The Commission has brought the long-running saga of its dispute with France and Germany over infringements of the Stability and Growth Pact to a close. In a decision taken at the Commission's weekly meeting in Strasbourg on 14 December, Economic and Monetary Affairs Commissioner Joaquín Almunia said that "in the light of the Court judgement and given the action taken by France and Germany it would appear that no further steps are required at this point". This means that the excessive deficit procedure has been lifted for now but could in theory be taken up again if necessary.
The Commission's decision is based on projections that the general government deficit in Germany will fall to 2.9% of GDP in 2005 from 3.9% of GDP in 2004 (assuming GDP growth of 1.5%) and in France, to 3.0% of GDP in 2005 from 3.7% of GDP in 2004 (assuming GDP growth of 2.2%).
But even at this stage, the Guardian reports RWI, one of Germany's leading economic institutes, as forecasting the country's budget deficit at 3.4% in 2005 while Deutsche Bank forecasts a figure of 3.3%.
Sounding a note of caution, Almunia added: "The budgetary situation remains vulnerable in the two countries. Should the corrective measures fail the Commission would have to recommend to the Council to enhance budgetary surveillance".
Thomas Mayer, chief European economist at Deutsche Bank, told the Daily Telegraph that "the watering down of the stability pact will develop into a serious liability for the economic and monetary union".

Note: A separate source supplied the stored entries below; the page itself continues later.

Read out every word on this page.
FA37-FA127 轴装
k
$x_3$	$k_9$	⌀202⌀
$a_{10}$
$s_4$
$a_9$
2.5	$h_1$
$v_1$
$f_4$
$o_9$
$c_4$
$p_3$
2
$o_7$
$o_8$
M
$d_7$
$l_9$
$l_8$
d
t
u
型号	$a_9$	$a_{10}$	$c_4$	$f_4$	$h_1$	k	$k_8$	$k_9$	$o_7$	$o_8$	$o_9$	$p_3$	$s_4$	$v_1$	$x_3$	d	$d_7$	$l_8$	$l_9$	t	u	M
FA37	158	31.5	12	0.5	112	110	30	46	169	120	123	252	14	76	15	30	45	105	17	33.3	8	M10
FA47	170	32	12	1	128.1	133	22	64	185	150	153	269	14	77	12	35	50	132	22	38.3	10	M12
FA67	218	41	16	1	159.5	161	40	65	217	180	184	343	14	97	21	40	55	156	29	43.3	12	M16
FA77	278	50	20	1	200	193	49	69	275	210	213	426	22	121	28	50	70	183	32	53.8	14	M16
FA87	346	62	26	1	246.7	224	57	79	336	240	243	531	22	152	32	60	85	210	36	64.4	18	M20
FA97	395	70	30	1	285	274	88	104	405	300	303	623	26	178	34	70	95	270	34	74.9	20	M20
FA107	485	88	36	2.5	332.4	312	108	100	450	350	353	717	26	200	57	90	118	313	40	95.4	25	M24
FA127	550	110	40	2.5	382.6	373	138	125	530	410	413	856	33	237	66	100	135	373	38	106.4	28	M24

However, Paul de Grauwe, professor of economics at Leuven University, said that the Commission's move was the right one and fitted in with its proposal to move towards a more flexible pact with more emphasis on debt levels and less on deficits. He said the current system where each member state's finances were permanently monitored was overly "heavy" and that low debt countries should be left alone. Describing the current pact as a "skeleton", he believes the debate should move away from the idea of sanctions that will not in reality be applied.